Identification and pharmacological characterization of a novel inhibitor of autotaxin in rodent models of joint pain.

ABSTRACT

OBJECTIVE: Autotaxin is a secreted lysophospholipase that mediates the conversion of lysophosphatidyl choline (LPC) to lysophosphatidic acid (LPA), a bioactive lipid mediator. Autotaxin levels in plasma and synovial fluid correlate with disease severity in patients with knee osteoarthritis (OA). The goal of this study was to develop and characterize a novel small molecule inhibitor of autotaxin to inhibit LPA production in vivo and determine its efficacy in animal models of musculoskeletal pain. DESIGN: Compound libraries were screened using an LPC coupled enzyme assay that measures the amount of choline released from LPC by the action of autotaxin. Hits from this assay were tested in a plasma assay to assess inhibition of endogenous plasma autotaxin and subsequently tested for their ability to lower plasma LPA levels upon oral dosing of rats. The best compounds were then tested in animal models of musculoskeletal pain. RESULTS: Compound screening led to the identification of compounds with nanomolar potency for inhibition of autotaxin activity.

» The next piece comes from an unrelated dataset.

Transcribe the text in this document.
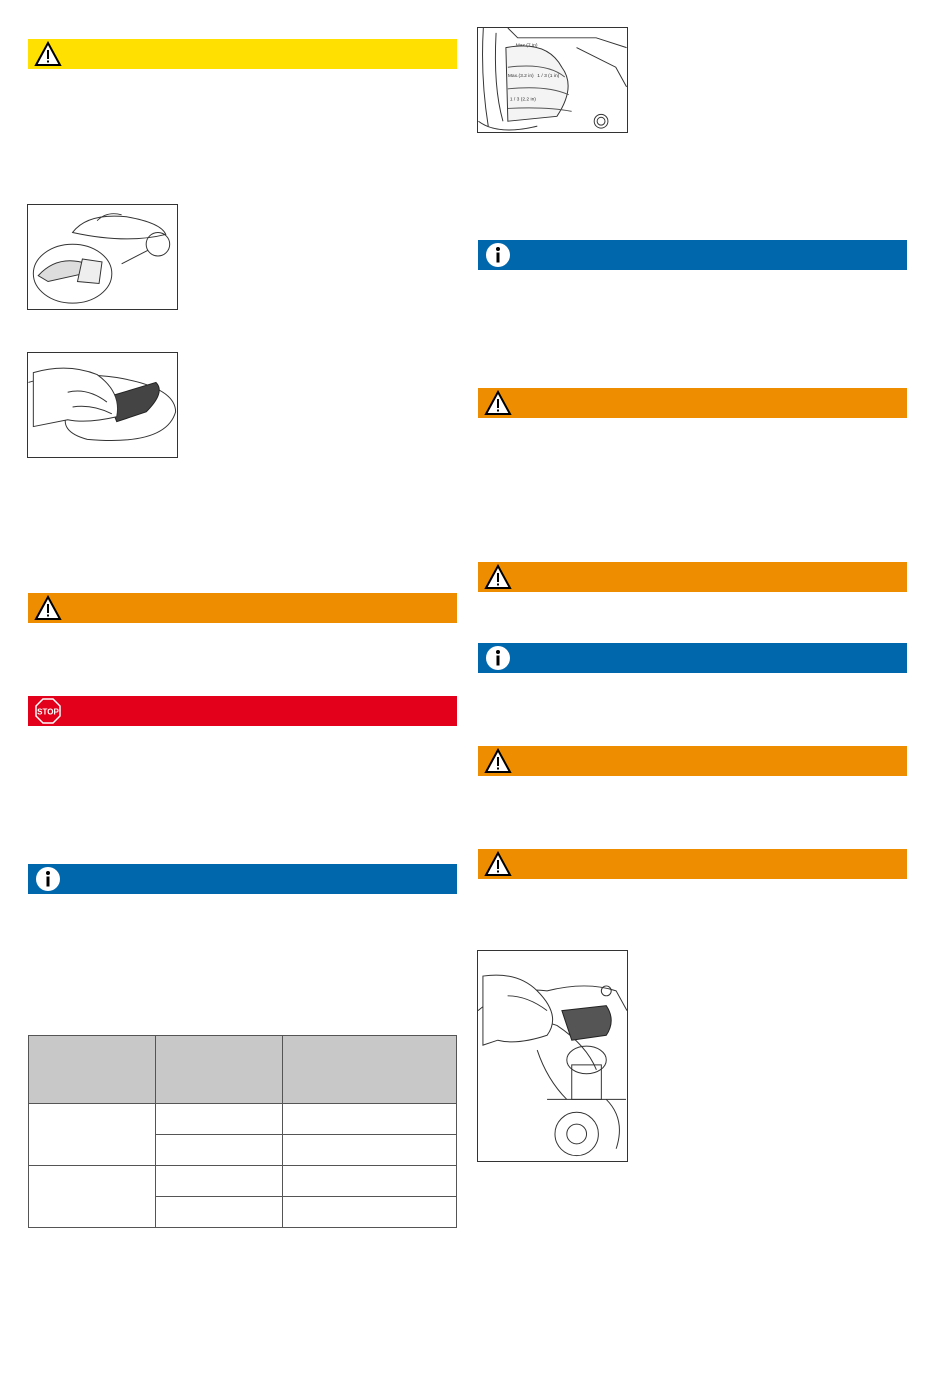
STOP

Max.(7 in)
Max.(3.2 in) 1 / 3 (1 in)
1 / 3 (2.2 in)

Studies in rats demonstrated a good correlation between compound exposure levels and a decrease in LPA levels in plasma. The leading molecule (compound-1) resulted in a dose dependent decrease in joint pain in the mono-sodium iodoacetate (MIA) and meniscal tear models and a decrease in bone fracture pain in the osteotomy model in rats. CONCLUSION: We have identified and characterized a novel small molecule inhibitor of autotaxin and demonstrated its efficacy in animal models of musculoskeletal pain. The inhibitor has the potential to serve as an analgesic for human OA and bone fracture.